2作品目 開演
こうして、映介様。
いや、見習い案内人として、映介がこの映画館に加わった。
意外にも、彼はしっかり者で。
「おい、案内人!しっかり箒ではらえよ。ダラダラやってると今日のお客様が来ちまうだろ。」
見習いは、モップでカーペットが無い部分の床拭き掃除をしている。
私は、凄いなと感心しつつ、カウンターにもたれながら箒で遊んでいた。
「いや、掃除は不慣れでして。」
「不慣れじゃなくて嫌いなんだろ?」
「不慣れです。」
「いや、嫌いなんだろ!」
私と違って、裏表がない。
それに、意外と人を見て、しっかり反応できる。
私にはできないことだ。
彼は、テキパキと準備を進めていく。
別に何か教えたわけではない。
だが、さすが元ブラック企業のサラリーマン。
手際の良さが段違いだ。
「さすがですね~。
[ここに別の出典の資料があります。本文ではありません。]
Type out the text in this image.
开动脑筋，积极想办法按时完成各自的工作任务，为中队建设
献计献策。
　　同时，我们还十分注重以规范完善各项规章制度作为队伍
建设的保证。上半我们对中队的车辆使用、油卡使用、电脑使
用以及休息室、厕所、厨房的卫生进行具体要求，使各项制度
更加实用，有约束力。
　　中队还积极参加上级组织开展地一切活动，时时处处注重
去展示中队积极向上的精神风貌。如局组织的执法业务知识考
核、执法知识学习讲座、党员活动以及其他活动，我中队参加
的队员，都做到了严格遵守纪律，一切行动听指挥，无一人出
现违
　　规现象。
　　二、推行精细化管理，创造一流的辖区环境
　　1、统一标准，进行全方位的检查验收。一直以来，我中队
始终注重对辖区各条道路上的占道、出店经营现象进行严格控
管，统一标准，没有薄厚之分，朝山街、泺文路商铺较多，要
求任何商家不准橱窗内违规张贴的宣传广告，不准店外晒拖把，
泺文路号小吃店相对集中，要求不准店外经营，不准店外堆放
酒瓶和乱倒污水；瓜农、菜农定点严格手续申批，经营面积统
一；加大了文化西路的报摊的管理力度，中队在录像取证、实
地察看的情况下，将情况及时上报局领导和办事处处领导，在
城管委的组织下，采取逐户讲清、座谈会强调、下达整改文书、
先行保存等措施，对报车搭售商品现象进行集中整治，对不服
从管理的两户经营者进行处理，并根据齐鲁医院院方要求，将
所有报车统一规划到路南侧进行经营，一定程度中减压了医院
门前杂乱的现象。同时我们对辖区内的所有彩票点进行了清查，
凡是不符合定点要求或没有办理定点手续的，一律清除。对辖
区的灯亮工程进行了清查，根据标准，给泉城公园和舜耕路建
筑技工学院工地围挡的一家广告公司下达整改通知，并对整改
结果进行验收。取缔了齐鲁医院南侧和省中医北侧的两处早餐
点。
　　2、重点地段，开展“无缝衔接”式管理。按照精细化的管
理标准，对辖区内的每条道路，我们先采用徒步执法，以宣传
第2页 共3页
」
気づけば、遊ぶ手が止まっていた。
漏れた言葉が聞こえていたのだろう。
まるで苦虫でも嚙み潰したかのような、嫌そうな顔を見せる。
「その、棒読みな言い方。何かむしゃくしゃするんだけど。」
「おや、これは失礼しました。」
「本気で申し訳ないって思ってもないだろ!」
なんだろう。
ただ、悪態つかれてるだけなのに心地が良い。
不思議なものだ。
この状況に慣れていないはずなのに、見惚れてしまう。
「おい、聞いてんのか!」
彼の言葉で、我に返る。
私は、なるべくいつもの様に取り繕った。
なぜなら、扉が開く音が聞こえたから。
「さあ、始まりますよ。今日の仕事が。」
私は、モノクルをかけなおす。
見習いは、真新しい白いポロシャツの襟を正す。
そして、入ってきたものに挨拶をした。